Pursuant to the notice, the Company may, over the 12 month period commencing on August 17, 2018 and ending on August 16, 2019 (or on such earlier date as the Company completes its purchases pursuant to the bid or provides notice of cancellation), purchase shares through the facilities of the TSX or certain alternative trading systems at prevailing market prices in accordance with the rules and policies of the TSX or certain alternative trading systems. All shares purchased by the Company under the NCIB will be cancelled. As of August 9, 2018, the Company had a total of 17,873,653 shares issued and outstanding. The average daily trading volume of the shares during the six months ended July 31, 2018 was 7,648 shares and the daily repurchase limit for the shares is 1,912 shares other than block purchase exceptions.
Holloway has entered into an automatic securities purchase plan ("ASPP") with a broker in order to facilitate repurchases of its common shares under the NCIB. Purchases under the ASPP will be made by Holloway's broker based on the parameters prescribed by the TSX, applicable Canadian securities laws and the terms of the parties' written agreement. Under the Plan, the Company's broker may purchase common shares under the NCIB at times when the Company would ordinarily not be permitted to, due to its self-imposed regular quarterly blackout periods.
The Company believes that, on occasion, the shares become available at prices that do not give full effect to their underlying value. Accordingly, management believes that the purchase of shares pursuant to the NCIB represents an investment opportunity for Holloway and an appropriate use of its funds.
ABOUT HOLLOWAY LODGING CORPORATION
Holloway is a real estate corporation focused on acquiring, owning and operating select and limited service lodging properties and a small complement of full service hotels primarily in secondary, tertiary and suburban markets. Holloway owns 33 hotels with 3,764 rooms. Holloway's shares and debentures trade on the TSX under the symbols HLC, HLC.DB and HLC.DB.A.

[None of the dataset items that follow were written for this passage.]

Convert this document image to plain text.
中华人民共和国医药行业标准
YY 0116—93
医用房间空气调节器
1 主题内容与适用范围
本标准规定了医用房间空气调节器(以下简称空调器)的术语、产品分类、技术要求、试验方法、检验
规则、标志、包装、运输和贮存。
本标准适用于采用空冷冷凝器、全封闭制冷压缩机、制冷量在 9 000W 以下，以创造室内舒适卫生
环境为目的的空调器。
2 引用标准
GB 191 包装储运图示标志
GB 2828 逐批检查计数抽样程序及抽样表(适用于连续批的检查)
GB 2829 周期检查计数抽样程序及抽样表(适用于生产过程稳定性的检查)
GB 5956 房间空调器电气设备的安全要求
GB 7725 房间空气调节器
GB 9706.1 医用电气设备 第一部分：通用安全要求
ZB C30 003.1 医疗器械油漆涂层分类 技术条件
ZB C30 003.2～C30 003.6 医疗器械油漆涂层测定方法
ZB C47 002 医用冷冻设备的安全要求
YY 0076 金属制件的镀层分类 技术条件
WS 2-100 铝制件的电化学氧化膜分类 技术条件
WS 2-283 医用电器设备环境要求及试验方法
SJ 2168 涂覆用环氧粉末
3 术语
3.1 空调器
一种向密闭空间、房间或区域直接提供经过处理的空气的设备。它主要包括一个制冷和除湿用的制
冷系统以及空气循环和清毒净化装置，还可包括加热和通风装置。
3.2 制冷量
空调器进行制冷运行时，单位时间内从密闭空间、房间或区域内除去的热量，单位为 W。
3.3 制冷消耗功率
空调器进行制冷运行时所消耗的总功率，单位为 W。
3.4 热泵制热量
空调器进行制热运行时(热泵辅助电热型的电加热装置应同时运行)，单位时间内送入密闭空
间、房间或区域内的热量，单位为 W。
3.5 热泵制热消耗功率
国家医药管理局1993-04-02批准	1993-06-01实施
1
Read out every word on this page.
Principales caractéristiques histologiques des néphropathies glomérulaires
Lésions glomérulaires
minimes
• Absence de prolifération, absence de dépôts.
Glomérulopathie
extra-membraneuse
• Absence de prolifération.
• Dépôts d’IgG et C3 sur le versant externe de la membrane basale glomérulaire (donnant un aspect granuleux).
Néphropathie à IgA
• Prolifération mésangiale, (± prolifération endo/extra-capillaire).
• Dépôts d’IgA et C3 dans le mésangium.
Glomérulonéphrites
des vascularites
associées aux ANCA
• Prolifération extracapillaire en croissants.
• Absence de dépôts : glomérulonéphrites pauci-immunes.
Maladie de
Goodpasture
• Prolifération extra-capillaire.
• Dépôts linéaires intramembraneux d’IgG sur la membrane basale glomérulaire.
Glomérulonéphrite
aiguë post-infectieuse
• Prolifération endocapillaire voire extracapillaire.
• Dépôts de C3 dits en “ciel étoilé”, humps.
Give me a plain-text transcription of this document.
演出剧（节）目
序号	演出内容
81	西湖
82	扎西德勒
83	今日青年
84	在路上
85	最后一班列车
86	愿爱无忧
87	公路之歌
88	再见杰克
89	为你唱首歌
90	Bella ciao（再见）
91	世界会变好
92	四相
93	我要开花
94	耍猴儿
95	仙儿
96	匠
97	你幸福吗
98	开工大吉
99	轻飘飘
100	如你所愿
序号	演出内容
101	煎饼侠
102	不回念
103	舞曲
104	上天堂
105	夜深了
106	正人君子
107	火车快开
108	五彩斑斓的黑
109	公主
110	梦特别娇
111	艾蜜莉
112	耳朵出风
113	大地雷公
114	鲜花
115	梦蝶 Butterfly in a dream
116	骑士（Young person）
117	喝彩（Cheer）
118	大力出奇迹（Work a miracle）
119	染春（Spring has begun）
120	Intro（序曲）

This press release contains forward-looking information within the meaning of applicable securities laws. Forward-looking information may relate to Holloway's future outlook and anticipated events or results and may include statements regarding Holloway's future financial position, business strategy, financial results, plans and objectives. In some cases, forward-looking information can be identified by terms such as "may", "will", "should", "expect", "plan", "anticipate", "believe", "intend", "estimate", "predict", "potential", "continue" or other similar expressions concerning matters that are not historical facts. Forward-looking information is subject to certain factors, including risks and uncertainties, that could cause actual results to differ materially from what Holloway currently expects and there can be no assurance that such statements will prove to be accurate. Some of these risks and uncertainties are described under "Risk Factors" in Holloway's annual information form for the year ended December 31, 2017 which is available on Holloway's profile on the SEDAR website at www.sedar.com. Holloway does not intend to update or revise any such forward-looking information should its assumptions and estimates change.